Have you ever made a mistake with your money?
Everyone makes mistakes, but some money mistakes can keep you working longer, stop you from retiring, or can even cause you to run out of money in retirement.
Recently Investor’s Business Daily did a survey and asked Americans about their worst money mistake.
Common mistakes were missing credit card payments, overdrawing checking, lack of insurance, lack of emergency savings, and mismanaging debt.
But there was one mistake that 65% of Americans said was their worst money mistake.
Can you guess what it was?
Yep, insufficient retirement savings.
But here’s the thing. I know you are saving as much money as you can. You may want to save more, but living is expensive.
You’re smart and may even have your savings automated such as having putting extra money into savings or an emergency savings fund.
You are putting away all you can and hope to save even more in the future.
But there’s something important that most people are missing.
There are 3 parts to the Wealth Building Formula: Money, compounding and Time (McT).
Your savings represents the is the number of years you have until retirement. That is determined by your age since most people retire around age 65 (or sooner if possible).
The big variable is the “c” or compounding. What rate of return are you compounding your money at? It makes a HUGE difference to your retirement account.
For example:
If you invest $10,000 per year for retirement, but earn only 2%, after 20 years you’ll have $262,692 and after 30 years $431,908.

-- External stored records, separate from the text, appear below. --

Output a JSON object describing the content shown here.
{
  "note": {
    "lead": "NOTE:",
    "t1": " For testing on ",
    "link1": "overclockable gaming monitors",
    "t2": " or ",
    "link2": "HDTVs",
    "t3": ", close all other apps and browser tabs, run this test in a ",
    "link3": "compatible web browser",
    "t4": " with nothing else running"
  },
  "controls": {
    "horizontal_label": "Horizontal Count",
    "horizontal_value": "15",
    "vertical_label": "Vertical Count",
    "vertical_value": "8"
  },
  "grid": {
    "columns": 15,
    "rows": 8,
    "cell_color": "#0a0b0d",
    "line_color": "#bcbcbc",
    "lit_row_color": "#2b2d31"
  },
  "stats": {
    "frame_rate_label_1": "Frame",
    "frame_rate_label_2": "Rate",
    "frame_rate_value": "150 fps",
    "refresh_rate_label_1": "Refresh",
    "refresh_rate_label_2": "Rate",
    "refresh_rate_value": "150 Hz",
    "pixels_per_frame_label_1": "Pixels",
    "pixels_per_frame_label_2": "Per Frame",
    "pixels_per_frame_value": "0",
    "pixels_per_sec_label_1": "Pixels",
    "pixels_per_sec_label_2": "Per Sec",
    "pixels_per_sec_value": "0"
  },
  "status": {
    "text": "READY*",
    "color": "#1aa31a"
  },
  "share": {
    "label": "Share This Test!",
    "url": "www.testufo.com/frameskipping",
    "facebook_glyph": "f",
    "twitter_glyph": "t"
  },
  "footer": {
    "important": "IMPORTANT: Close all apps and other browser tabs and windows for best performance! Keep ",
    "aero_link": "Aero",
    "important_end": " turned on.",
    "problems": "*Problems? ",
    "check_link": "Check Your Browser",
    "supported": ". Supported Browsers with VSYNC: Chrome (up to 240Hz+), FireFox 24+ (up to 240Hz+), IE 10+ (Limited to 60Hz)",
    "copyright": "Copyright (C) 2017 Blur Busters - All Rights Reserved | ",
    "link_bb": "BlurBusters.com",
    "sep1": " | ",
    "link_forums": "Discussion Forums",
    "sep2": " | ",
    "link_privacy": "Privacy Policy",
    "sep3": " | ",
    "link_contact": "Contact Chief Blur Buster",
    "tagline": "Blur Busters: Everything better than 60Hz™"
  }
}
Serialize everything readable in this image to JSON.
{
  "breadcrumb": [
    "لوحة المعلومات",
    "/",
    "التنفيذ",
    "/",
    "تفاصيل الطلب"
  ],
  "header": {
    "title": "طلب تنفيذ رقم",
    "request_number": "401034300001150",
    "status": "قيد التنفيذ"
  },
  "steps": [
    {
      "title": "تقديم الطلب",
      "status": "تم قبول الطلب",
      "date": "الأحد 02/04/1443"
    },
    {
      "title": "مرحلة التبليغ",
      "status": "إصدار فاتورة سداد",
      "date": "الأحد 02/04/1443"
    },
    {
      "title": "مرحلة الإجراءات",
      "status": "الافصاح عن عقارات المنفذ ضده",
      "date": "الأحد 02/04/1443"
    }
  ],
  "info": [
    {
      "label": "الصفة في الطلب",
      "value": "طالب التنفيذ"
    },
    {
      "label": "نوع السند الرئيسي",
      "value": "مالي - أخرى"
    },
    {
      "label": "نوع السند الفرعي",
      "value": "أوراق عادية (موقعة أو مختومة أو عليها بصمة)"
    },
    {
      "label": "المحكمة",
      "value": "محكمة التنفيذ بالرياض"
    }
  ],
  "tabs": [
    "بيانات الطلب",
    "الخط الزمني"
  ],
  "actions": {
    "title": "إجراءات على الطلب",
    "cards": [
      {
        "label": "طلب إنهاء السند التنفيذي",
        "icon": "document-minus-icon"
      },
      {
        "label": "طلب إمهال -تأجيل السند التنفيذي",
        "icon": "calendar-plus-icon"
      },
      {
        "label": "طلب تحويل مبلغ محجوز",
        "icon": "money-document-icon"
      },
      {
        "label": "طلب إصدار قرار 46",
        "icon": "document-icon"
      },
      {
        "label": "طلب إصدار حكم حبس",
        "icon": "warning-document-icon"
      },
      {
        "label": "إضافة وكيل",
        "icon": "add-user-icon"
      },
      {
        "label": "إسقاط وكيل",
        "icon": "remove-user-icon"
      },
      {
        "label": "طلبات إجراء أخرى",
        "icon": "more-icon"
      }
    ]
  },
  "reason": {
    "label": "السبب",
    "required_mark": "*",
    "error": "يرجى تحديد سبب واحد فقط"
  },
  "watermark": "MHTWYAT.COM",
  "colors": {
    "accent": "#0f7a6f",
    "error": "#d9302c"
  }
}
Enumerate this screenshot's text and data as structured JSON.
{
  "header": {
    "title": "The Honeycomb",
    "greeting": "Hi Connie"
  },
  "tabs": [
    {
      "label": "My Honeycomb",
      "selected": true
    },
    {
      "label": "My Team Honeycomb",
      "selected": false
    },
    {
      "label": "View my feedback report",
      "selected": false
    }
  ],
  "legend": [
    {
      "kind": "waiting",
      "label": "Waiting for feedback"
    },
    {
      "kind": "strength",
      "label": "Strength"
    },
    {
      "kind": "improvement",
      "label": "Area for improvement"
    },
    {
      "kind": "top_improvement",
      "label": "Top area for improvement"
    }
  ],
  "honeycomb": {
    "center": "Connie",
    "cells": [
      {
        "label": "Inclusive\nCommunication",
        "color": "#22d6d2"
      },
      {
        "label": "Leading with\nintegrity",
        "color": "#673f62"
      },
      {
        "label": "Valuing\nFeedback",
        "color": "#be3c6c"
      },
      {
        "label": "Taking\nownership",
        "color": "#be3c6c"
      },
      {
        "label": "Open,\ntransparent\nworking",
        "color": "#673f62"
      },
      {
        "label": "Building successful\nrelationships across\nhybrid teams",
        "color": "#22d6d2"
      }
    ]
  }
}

However, if you invested in the stock market and it averaged its historical rate of return of 10% annually, your $10,000 per year would grow to $697,299 after 20 years and $1,983,928 after 30 years!
That’s a huge difference.
So the question is, how are you investing? Is your money sitting in cash, or are you invested in low-cost index funds, aka Exchange Traded Funds (ETFs)?
They are a low cost, efficient way to earn higher rates of return while being diversified and reducing risk. ETFs are a great way to supplement the mutual funds in your 401K.
You can open a brokerage account (for example with Fidelity or Schwab) and invest beyond the limits of a 401k.
The better your investments do, the sooner you can retire and the more money you will have available to spend in retirement.
Getting your investments to work harder for you will make up for not saving enough. If that’s a mistake you think you are making, you can overcome it. The answer is better investing.